The idea that I could teach L.J. anything about sports technique represented a serious perversion of the natural athletic order. My brother played college baseball for Georgia Tech and then went on to pitch in the minor leagues. He was a professional athlete, for heaven’s sake! After he gave up baseball, he took up tennis, which he dabbled in as a kid. Once he really put his mind to it, he became a force to be reckoned with and was one-half of a duo that won the Atlanta Lawn Tennis Association’s City Championships in 2005 or so. In short, if L.J. so much as thinks about taking up a sport, he’s probably going to excel at it. So even though my brother is four years younger than I am, when it comes to sports, it’s always felt like he’s my senior.

But having swum for most of my life, coached a team, and taught countless kids how to swim, I know what I’m doing in the water, whereas L.J., saw little reason to spend time at the pool unless the concession stand was open. And though he took lessons briefly –my parents insisted that we all learn how to swim as a survival skill –he had no interest whatsoever in the sport of swimming. On mentally reviewing our respective backgrounds, I decided maybe I could show him a thing or two after all.

The lifeguards blew the whistle to start the 15-minute adult swim period, giving us time and space to work. I told L.J. to swim a few yards so I could observe, but really, I just needed some time to adjust to this role reversal.

My brother pushed off from the wall and I watched with a mixture of amazement and envy as he knocked out five near-perfect strokes of high-elbowed, long-reaching freestyle. This, after nothing more than a few lessons as a kid. The only thing wrong with his stroke was his kick: his legs dragged motionless below him like passengers in an unseaworthy dinghy. But that’s a pretty small flaw in the grand scheme of swimming.

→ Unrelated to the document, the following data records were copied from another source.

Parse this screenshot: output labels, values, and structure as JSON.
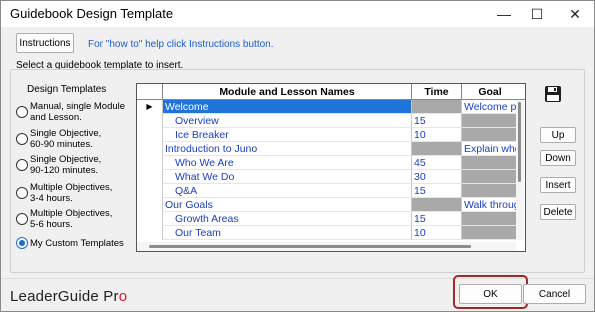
{
  "window": {
    "title": "Guidebook Design Template",
    "minimize_glyph": "—",
    "maximize_glyph": "☐",
    "close_glyph": "✕"
  },
  "toolbar": {
    "instructions_label": "Instructions",
    "hint": "For \"how to\" help click Instructions button."
  },
  "section_label": "Select a guidebook template to insert.",
  "templates": {
    "heading": "Design Templates",
    "options": [
      {
        "label": "Manual, single Module and Lesson.",
        "checked": false
      },
      {
        "label": "Single Objective, 60-90 minutes.",
        "checked": false
      },
      {
        "label": "Single Objective, 90-120 minutes.",
        "checked": false
      },
      {
        "label": "Multiple Objectives, 3-4 hours.",
        "checked": false
      },
      {
        "label": "Multiple Objectives, 5-6 hours.",
        "checked": false
      },
      {
        "label": "My Custom Templates",
        "checked": true
      }
    ]
  },
  "grid": {
    "columns": [
      "Module and Lesson Names",
      "Time",
      "Goal"
    ],
    "rows": [
      {
        "indicator": "▶",
        "name": "Welcome",
        "indent": false,
        "time": "",
        "goal": "Welcome p",
        "selected": true
      },
      {
        "indicator": "",
        "name": "Overview",
        "indent": true,
        "time": "15",
        "goal": "",
        "selected": false
      },
      {
        "indicator": "",
        "name": "Ice Breaker",
        "indent": true,
        "time": "10",
        "goal": "",
        "selected": false
      },
      {
        "indicator": "",
        "name": "Introduction to Juno",
        "indent": false,
        "time": "",
        "goal": "Explain who",
        "selected": false
      },
      {
        "indicator": "",
        "name": "Who We Are",
        "indent": true,
        "time": "45",
        "goal": "",
        "selected": false
      },
      {
        "indicator": "",
        "name": "What We Do",
        "indent": true,
        "time": "30",
        "goal": "",
        "selected": false
      },
      {
        "indicator": "",
        "name": "Q&A",
        "indent": true,
        "time": "15",
        "goal": "",
        "selected": false
      },
      {
        "indicator": "",
        "name": "Our Goals",
        "indent": false,
        "time": "",
        "goal": "Walk throug",
        "selected": false
      },
      {
        "indicator": "",
        "name": "Growth Areas",
        "indent": true,
        "time": "15",
        "goal": "",
        "selected": false
      },
      {
        "indicator": "",
        "name": "Our Team",
        "indent": true,
        "time": "10",
        "goal": "",
        "selected": false
      }
    ]
  },
  "side_buttons": {
    "save_icon": "floppy-disk",
    "up": "Up",
    "down": "Down",
    "insert": "Insert",
    "delete": "Delete"
  },
  "footer": {
    "logo_main": "LeaderGuide Pr",
    "logo_accent": "o",
    "ok": "OK",
    "cancel": "Cancel"
  },
  "colors": {
    "selection": "#1e74d8",
    "link_text": "#1a3fbf",
    "gray_cell": "#a9a9a9",
    "ok_highlight": "#9c2a2a",
    "logo_accent": "#d11a2a"
  }
}
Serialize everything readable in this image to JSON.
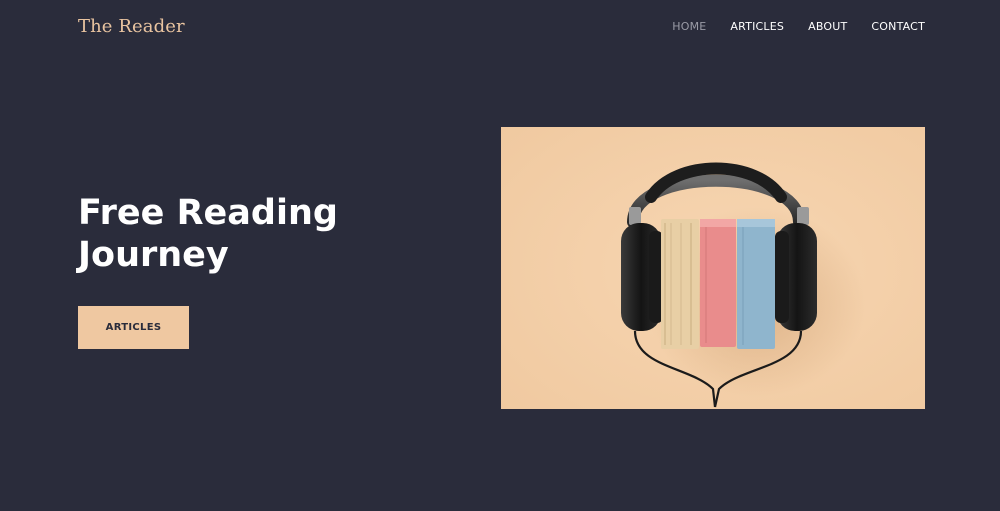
{
  "brand": {
    "name": "The Reader"
  },
  "nav": {
    "items": [
      {
        "label": "HOME",
        "active": true
      },
      {
        "label": "ARTICLES",
        "active": false
      },
      {
        "label": "ABOUT",
        "active": false
      },
      {
        "label": "CONTACT",
        "active": false
      }
    ]
  },
  "hero": {
    "title_line1": "Free Reading",
    "title_line2": "Journey",
    "button_label": "ARTICLES",
    "image_icon": "headphones-on-books-photo"
  },
  "colors": {
    "background": "#2a2c3b",
    "accent": "#efc8a1",
    "brand_text": "#e9c4a0",
    "nav_active": "#9a9ba6",
    "text": "#ffffff"
  }
}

He came up for air expecting me to deliver an extended critique, but all I had for him were coaching bytes: “Stretch your arms out longer, keep your elbow high as you throw your arm forward, and don’t let your hips sag.” It’s the same advice I’d give to advanced swimmers, ones who already have good technique but know they need to make minor adjustments to achieve the holy grail of efficiency.  Any swim coach will tell you that success hinges on proper execution of the lazy person’s credo: go as far as you can with as little effort as possible.

My brother seemed almost disappointed and said, “That’s it?” I nodded. “Then why do I feel like I’m dying every time I do it?” A fat, juicy chance to remind my little brother that he was still my little brother was dangling right in front of me, but I couldn’t bring myself to touch it. I told him the truth instead.

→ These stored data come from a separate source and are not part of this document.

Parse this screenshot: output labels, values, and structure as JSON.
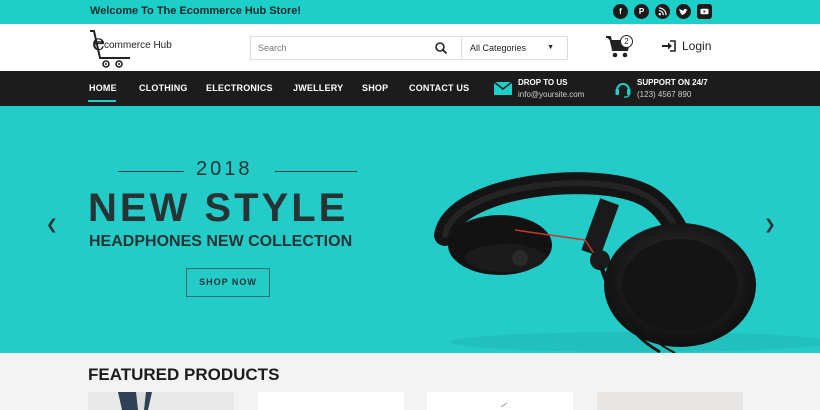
{
  "topbar": {
    "welcome": "Welcome To The Ecommerce Hub Store!",
    "socials": [
      "facebook-icon",
      "pinterest-icon",
      "rss-icon",
      "twitter-icon",
      "youtube-icon"
    ]
  },
  "header": {
    "logo_text": "commerce Hub",
    "logo_initial": "e",
    "search_placeholder": "Search",
    "category_selected": "All Categories",
    "cart_count": "2",
    "login_label": "Login"
  },
  "nav": {
    "items": [
      "HOME",
      "CLOTHING",
      "ELECTRONICS",
      "JWELLERY",
      "SHOP",
      "CONTACT US"
    ],
    "email_title": "DROP TO US",
    "email_value": "info@yoursite.com",
    "support_title": "SUPPORT ON 24/7",
    "support_value": "(123) 4567 890"
  },
  "hero": {
    "year": "2018",
    "title": "NEW STYLE",
    "subtitle": "HEADPHONES NEW COLLECTION",
    "button": "SHOP NOW",
    "prev_icon": "chevron-left-icon",
    "next_icon": "chevron-right-icon"
  },
  "featured": {
    "title": "FEATURED PRODUCTS"
  },
  "colors": {
    "accent": "#1ccfc9",
    "hero_bg": "#23cbc9",
    "nav_bg": "#1c1c1c",
    "dark_text": "#263434"
  }
}
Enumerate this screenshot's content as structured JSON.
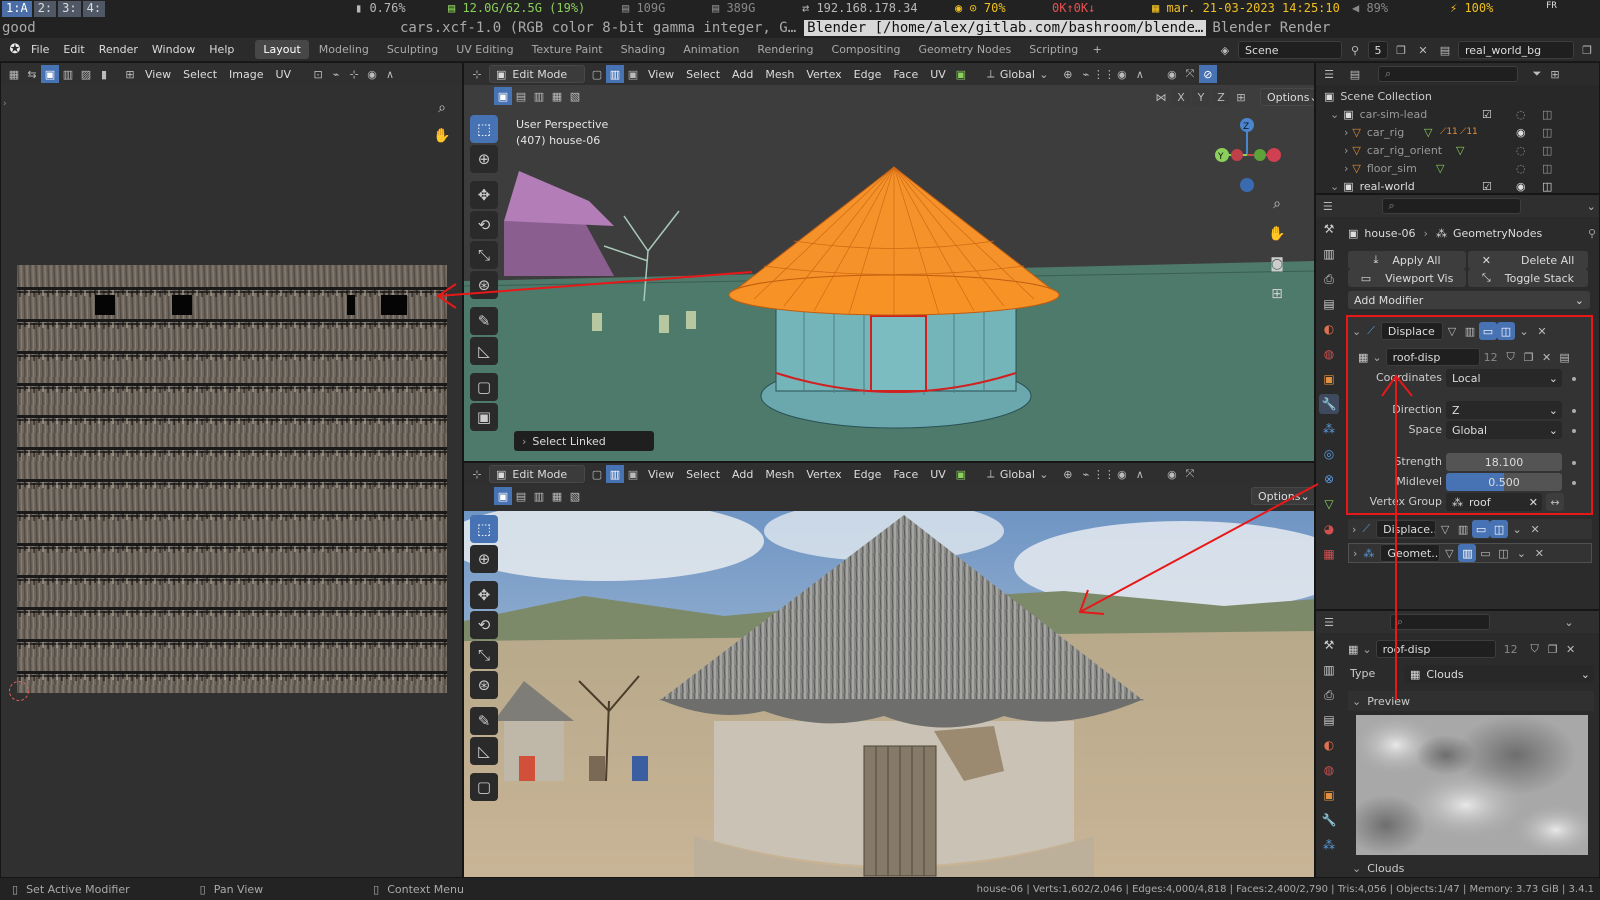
{
  "sysbar": {
    "workspaces": [
      "1:A",
      "2:",
      "3:",
      "4:"
    ],
    "cpu": "0.76%",
    "mem": "12.0G/62.5G (19%)",
    "disk1": "109G",
    "disk2": "389G",
    "ip": "192.168.178.34",
    "wifi": "70%",
    "net": "0K↑0K↓",
    "date": "mar. 21-03-2023 14:25:10",
    "volume": "89%",
    "battery": "100%",
    "lang": "FR"
  },
  "titlebar": {
    "left": "good",
    "t1": "cars.xcf-1.0 (RGB color 8-bit gamma integer, G…",
    "active": "Blender [/home/alex/gitlab.com/bashroom/blende…",
    "t3": "Blender Render"
  },
  "topbar": {
    "menus": [
      "File",
      "Edit",
      "Render",
      "Window",
      "Help"
    ],
    "workspaces": [
      "Layout",
      "Modeling",
      "Sculpting",
      "UV Editing",
      "Texture Paint",
      "Shading",
      "Animation",
      "Rendering",
      "Compositing",
      "Geometry Nodes",
      "Scripting"
    ],
    "scene": "Scene",
    "scene_count": "5",
    "viewlayer": "real_world_bg"
  },
  "uv_editor": {
    "menus": [
      "View",
      "Select",
      "Image",
      "UV"
    ]
  },
  "viewport": {
    "mode": "Edit Mode",
    "menus": [
      "View",
      "Select",
      "Add",
      "Mesh",
      "Vertex",
      "Edge",
      "Face",
      "UV"
    ],
    "transform": "Global",
    "options": "Options",
    "axes": [
      "X",
      "Y",
      "Z"
    ],
    "overlay_line1": "User Perspective",
    "overlay_line2": "(407) house-06",
    "select_linked": "Select Linked"
  },
  "viewport2": {
    "mode": "Edit Mode",
    "options": "Options"
  },
  "outliner": {
    "root": "Scene Collection",
    "items": [
      {
        "name": "car-sim-lead",
        "level": 1
      },
      {
        "name": "car_rig",
        "level": 2
      },
      {
        "name": "car_rig_orient",
        "level": 2
      },
      {
        "name": "floor_sim",
        "level": 2
      },
      {
        "name": "real-world",
        "level": 1
      }
    ],
    "badge1": "11",
    "badge2": "11"
  },
  "modifiers": {
    "object": "house-06",
    "tab": "GeometryNodes",
    "apply_all": "Apply All",
    "delete_all": "Delete All",
    "viewport_vis": "Viewport Vis",
    "toggle_stack": "Toggle Stack",
    "add_modifier": "Add Modifier",
    "displace": {
      "name": "Displace",
      "texture": "roof-disp",
      "texture_users": "12",
      "coordinates_label": "Coordinates",
      "coordinates": "Local",
      "direction_label": "Direction",
      "direction": "Z",
      "space_label": "Space",
      "space": "Global",
      "strength_label": "Strength",
      "strength": "18.100",
      "midlevel_label": "Midlevel",
      "midlevel": "0.500",
      "midlevel_value": 0.5,
      "vgroup_label": "Vertex Group",
      "vgroup": "roof"
    },
    "collapsed": [
      "Displace...",
      "Geomet..."
    ]
  },
  "texture": {
    "name": "roof-disp",
    "users": "12",
    "type_label": "Type",
    "type": "Clouds",
    "preview_label": "Preview",
    "clouds_label": "Clouds"
  },
  "status": {
    "left1": "Set Active Modifier",
    "left2": "Pan View",
    "left3": "Context Menu",
    "right": "house-06 | Verts:1,602/2,046 | Edges:4,000/4,818 | Faces:2,400/2,790 | Tris:4,056 | Objects:1/47 | Memory: 3.73 GiB | 3.4.1"
  },
  "colors": {
    "accent": "#4772b3",
    "roof_select": "#f79226",
    "annotation": "#e81818"
  }
}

“It’s only because you don’t do it often enough,” I said. “Your stroke is excellent. It’s just a matter of conditioning.”

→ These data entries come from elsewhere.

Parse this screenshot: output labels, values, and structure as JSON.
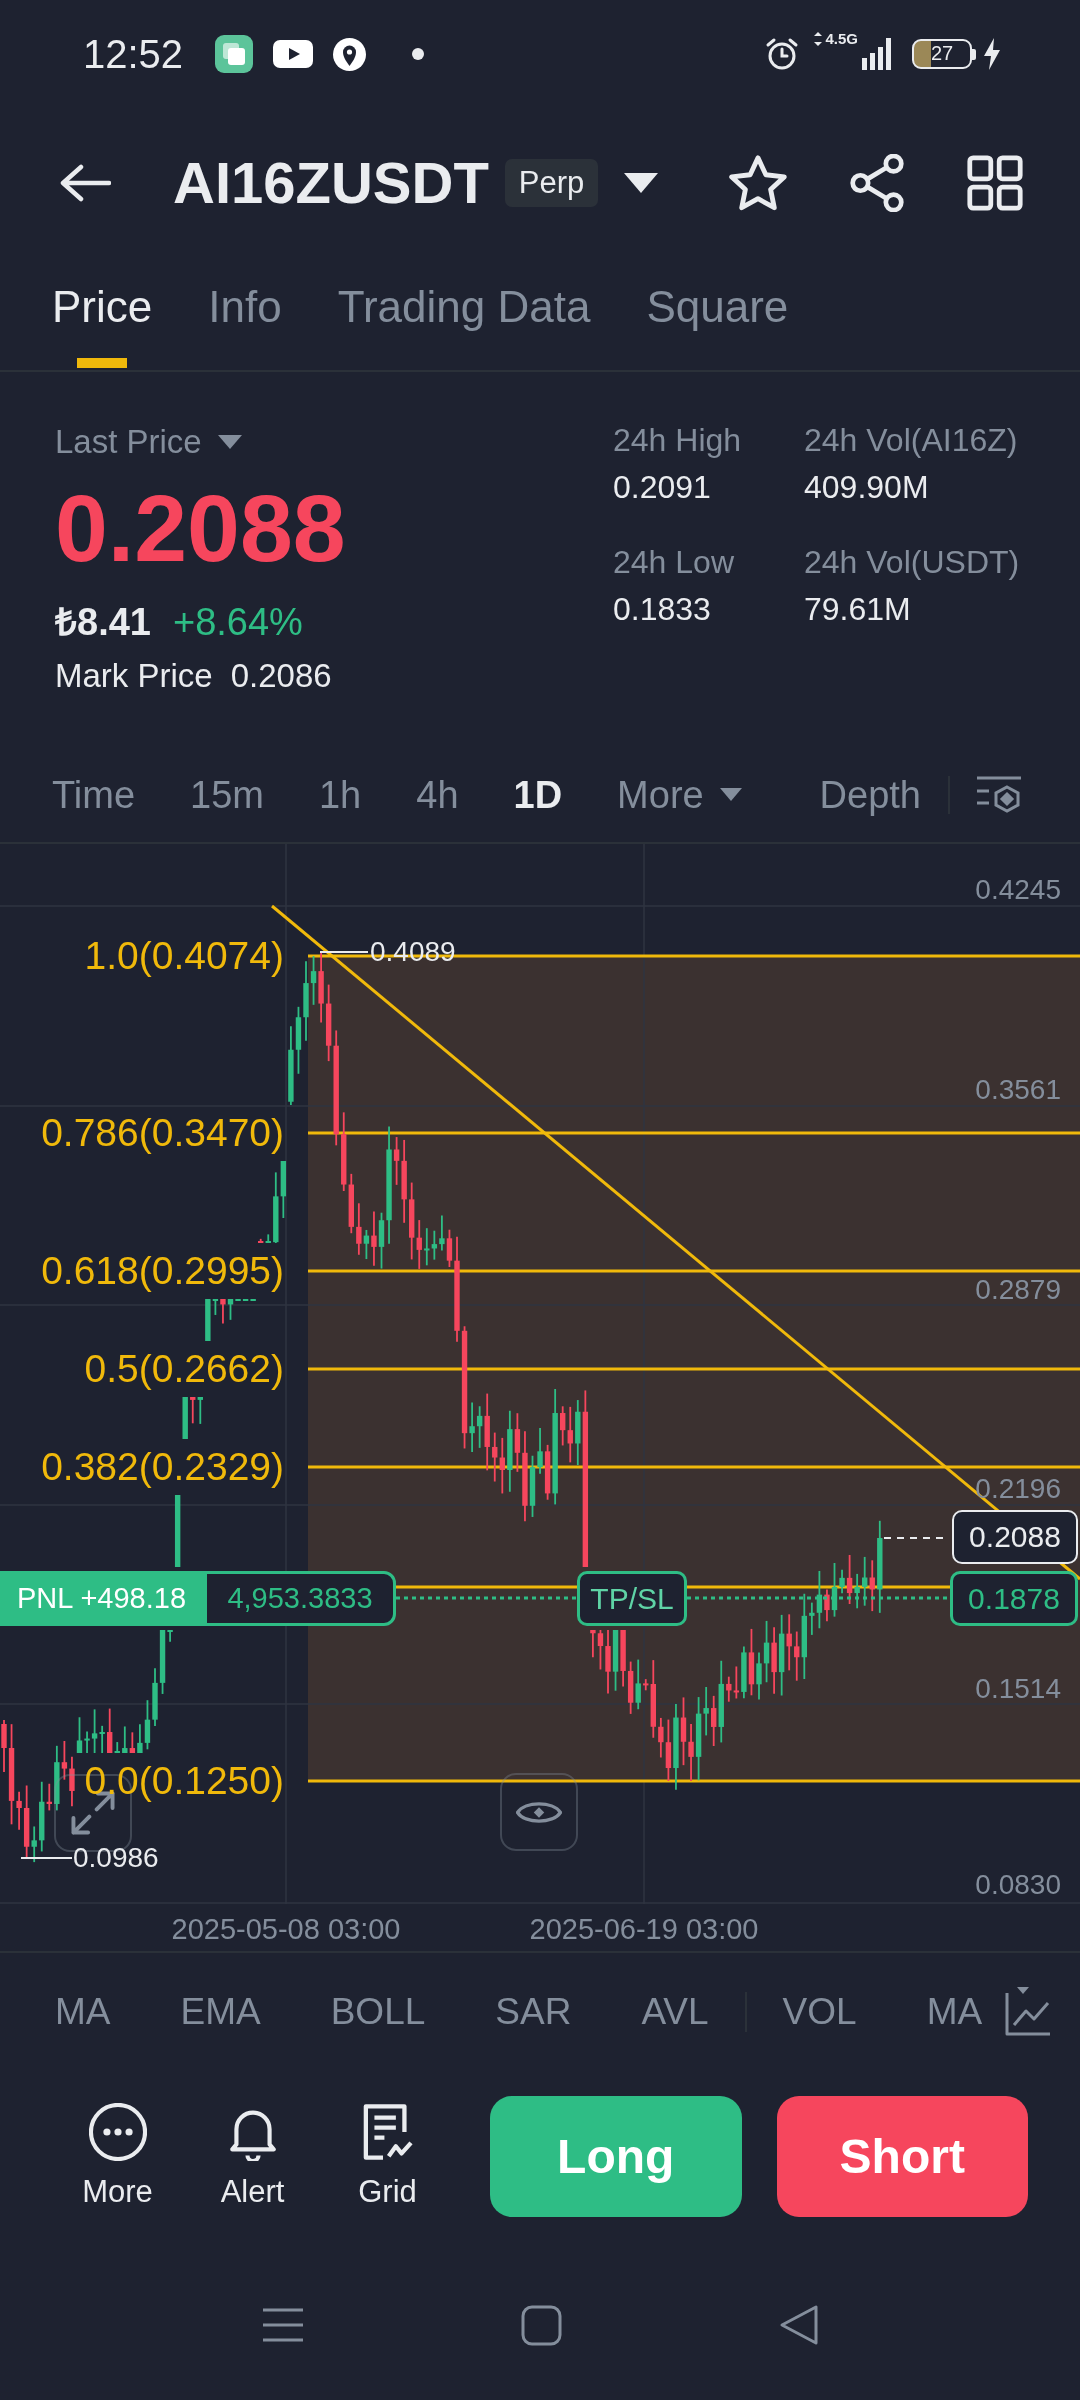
{
  "status_bar": {
    "time": "12:52",
    "network": "4.5G",
    "battery": "27"
  },
  "header": {
    "symbol": "AI16ZUSDT",
    "contract_type": "Perp"
  },
  "tabs": [
    {
      "label": "Price",
      "selected": true
    },
    {
      "label": "Info",
      "selected": false
    },
    {
      "label": "Trading Data",
      "selected": false
    },
    {
      "label": "Square",
      "selected": false
    }
  ],
  "ticker": {
    "last_price_label": "Last Price",
    "last_price": "0.2088",
    "tick_down": true,
    "fiat_price": "₺8.41",
    "change": "+8.64%",
    "mark_price_label": "Mark Price",
    "mark_price": "0.2086"
  },
  "stats": [
    {
      "label": "24h High",
      "value": "0.2091"
    },
    {
      "label": "24h Vol(AI16Z)",
      "value": "409.90M"
    },
    {
      "label": "24h Low",
      "value": "0.1833"
    },
    {
      "label": "24h Vol(USDT)",
      "value": "79.61M"
    }
  ],
  "intervals": [
    {
      "label": "Time",
      "selected": false
    },
    {
      "label": "15m",
      "selected": false
    },
    {
      "label": "1h",
      "selected": false
    },
    {
      "label": "4h",
      "selected": false
    },
    {
      "label": "1D",
      "selected": true
    }
  ],
  "more_intervals": "More",
  "depth": "Depth",
  "chart": {
    "price_axis": [
      "0.4245",
      "0.3561",
      "0.2879",
      "0.2196",
      "0.1514",
      "0.0830"
    ],
    "fib_levels": [
      "1.0(0.4074)",
      "0.786(0.3470)",
      "0.618(0.2995)",
      "0.5(0.2662)",
      "0.382(0.2329)",
      "0.0(0.1250)"
    ],
    "high_marker": "0.4089",
    "low_marker": "0.0986",
    "last_price_tag": "0.2088",
    "position": {
      "pnl": "PNL +498.18",
      "amount": "4,953.3833",
      "tp_sl": "TP/SL",
      "price": "0.1878"
    },
    "date_axis": [
      "2025-05-08 03:00",
      "2025-06-19 03:00"
    ]
  },
  "indicators": {
    "main": [
      "MA",
      "EMA",
      "BOLL",
      "SAR",
      "AVL"
    ],
    "sub": [
      "VOL",
      "MA"
    ]
  },
  "tools": [
    {
      "label": "More"
    },
    {
      "label": "Alert"
    },
    {
      "label": "Grid"
    }
  ],
  "buttons": {
    "long": "Long",
    "short": "Short"
  }
}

“Really?” That one-word question, which my brother asked with absolute sincerity, says so much about him. He’s good, if not exceptional, at most things he tries, but he seems to have no idea just how good he is, and he has zero swagger. It’s the kind of thing that makes me not just love him but like him.

“Yep,” I said. “If you swam more than 20 yards a year you’d be great.” And by “great,” I meant “Michael Phelps,” but no big sister worth her salt would give up something like that.

Still, Marc Brown, creator of the beloved children’s series Arthur, really knew what he was talking about when he said, “Sometimes being a brother is even better than being a superhero.”

Fatherhood: another thing my brother is really, really good at.

Fatherhood: another thing my brother is really, really good at.